I think of the keloid scars on your chest and your shoulders and my forearms.
I think of all the broken people I have met. All the real, raw pain that I have uncovered in the lives of others. The ones I’d stay up with night after night, drug induced conversations where I peeled back their barriers like layers on an onion. Each layer hiding behind another until I’d reach their core. And behind all the chaos, behind all the love and all the goofy half smiles there it was; the sole common factor we had was that we weren’t afraid to die, but quite the opposite, we were afraid to live. We were afraid to feel. And God, did it hurt. Why we existed in each others misery and created our own turmoil, is something that I can’t accurately explain. What I do know is that we didn’t want to live that way. We just didn’t have a clue that we didn’t have to.
I think of the times I was 16 and my psychosis was so bad that i’d take a walk at 3 am and lite 7 cigarettes in a row just to burn them into my flesh.
Or that time when I was 17 waking up in a pile of my own vomit, swallowing fifteen times the dose of my sleeping pill, wondering why the fuck I didn’t die. My dad shaking me awake and helping me stumble to the bathroom. Him, too drunk to understand that I was screaming for help. Me, too lost to know how to tell him I was dying.
I think of the men I ran to whenever I wanted someone new to die with. It was always a choose your own adventure, but I always chose to do things that caused me pain. I always chose men that hurt me because they were hurting, the ones who were just as disturbed as I was.
Fuck.
And now here I sit, recovering but maybe not really. Because I’m terrified of what comes next.

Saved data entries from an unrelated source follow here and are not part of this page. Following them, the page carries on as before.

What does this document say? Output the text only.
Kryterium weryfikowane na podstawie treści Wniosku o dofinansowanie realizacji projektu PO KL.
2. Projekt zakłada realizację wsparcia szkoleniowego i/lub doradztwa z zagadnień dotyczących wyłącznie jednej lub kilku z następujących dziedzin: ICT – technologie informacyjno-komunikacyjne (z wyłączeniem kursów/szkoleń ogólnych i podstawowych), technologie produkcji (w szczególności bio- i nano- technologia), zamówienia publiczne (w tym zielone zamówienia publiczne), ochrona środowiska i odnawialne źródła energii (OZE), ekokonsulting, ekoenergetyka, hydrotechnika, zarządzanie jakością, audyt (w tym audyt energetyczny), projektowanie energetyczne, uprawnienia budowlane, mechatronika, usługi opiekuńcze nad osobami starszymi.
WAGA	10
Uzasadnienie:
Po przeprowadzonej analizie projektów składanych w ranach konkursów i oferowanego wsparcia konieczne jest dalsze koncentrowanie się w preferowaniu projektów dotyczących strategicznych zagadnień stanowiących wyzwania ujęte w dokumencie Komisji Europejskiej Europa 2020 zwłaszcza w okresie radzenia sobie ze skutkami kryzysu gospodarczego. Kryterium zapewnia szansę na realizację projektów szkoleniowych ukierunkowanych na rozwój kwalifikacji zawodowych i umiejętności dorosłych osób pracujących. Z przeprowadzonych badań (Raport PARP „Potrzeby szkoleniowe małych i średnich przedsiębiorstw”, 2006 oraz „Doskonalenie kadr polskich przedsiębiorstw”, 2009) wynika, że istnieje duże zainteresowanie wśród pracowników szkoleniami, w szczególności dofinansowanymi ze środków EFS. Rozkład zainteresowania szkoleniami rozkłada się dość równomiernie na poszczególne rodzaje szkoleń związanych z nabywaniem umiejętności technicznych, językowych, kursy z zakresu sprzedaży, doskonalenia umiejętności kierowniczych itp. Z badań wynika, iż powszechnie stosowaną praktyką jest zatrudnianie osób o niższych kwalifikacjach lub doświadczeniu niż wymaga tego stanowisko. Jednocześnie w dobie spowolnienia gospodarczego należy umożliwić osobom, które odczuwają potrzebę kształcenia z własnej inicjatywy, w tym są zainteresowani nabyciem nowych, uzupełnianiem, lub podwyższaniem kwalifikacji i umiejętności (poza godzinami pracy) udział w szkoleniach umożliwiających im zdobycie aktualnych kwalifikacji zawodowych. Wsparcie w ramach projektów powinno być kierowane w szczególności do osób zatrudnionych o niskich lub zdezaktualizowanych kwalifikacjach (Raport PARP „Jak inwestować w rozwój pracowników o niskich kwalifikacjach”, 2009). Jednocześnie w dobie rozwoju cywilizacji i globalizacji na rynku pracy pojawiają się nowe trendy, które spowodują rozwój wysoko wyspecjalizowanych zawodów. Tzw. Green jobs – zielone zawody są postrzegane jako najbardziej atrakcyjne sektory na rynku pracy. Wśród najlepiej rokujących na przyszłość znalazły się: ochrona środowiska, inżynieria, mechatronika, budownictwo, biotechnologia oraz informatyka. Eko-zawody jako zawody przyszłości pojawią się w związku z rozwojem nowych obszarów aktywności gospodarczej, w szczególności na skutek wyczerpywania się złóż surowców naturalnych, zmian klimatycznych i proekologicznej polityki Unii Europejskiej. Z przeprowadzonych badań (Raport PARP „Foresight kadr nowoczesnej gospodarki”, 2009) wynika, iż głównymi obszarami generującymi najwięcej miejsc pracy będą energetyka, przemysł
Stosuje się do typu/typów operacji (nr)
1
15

I’m terrified of every single friend who’s going to die at their own volition, because of a disease that is trying to kill them.
I am terrified of love
Of pain
Of existing some days
But I am.
I exist.
And I don’t know why.
And I’m not sure if I want to sometimes.
But in those two beautiful words are endless possibilities that I’ll never be able to close my eyes to again.
I am.
And what an inconceivable thing that is to be today.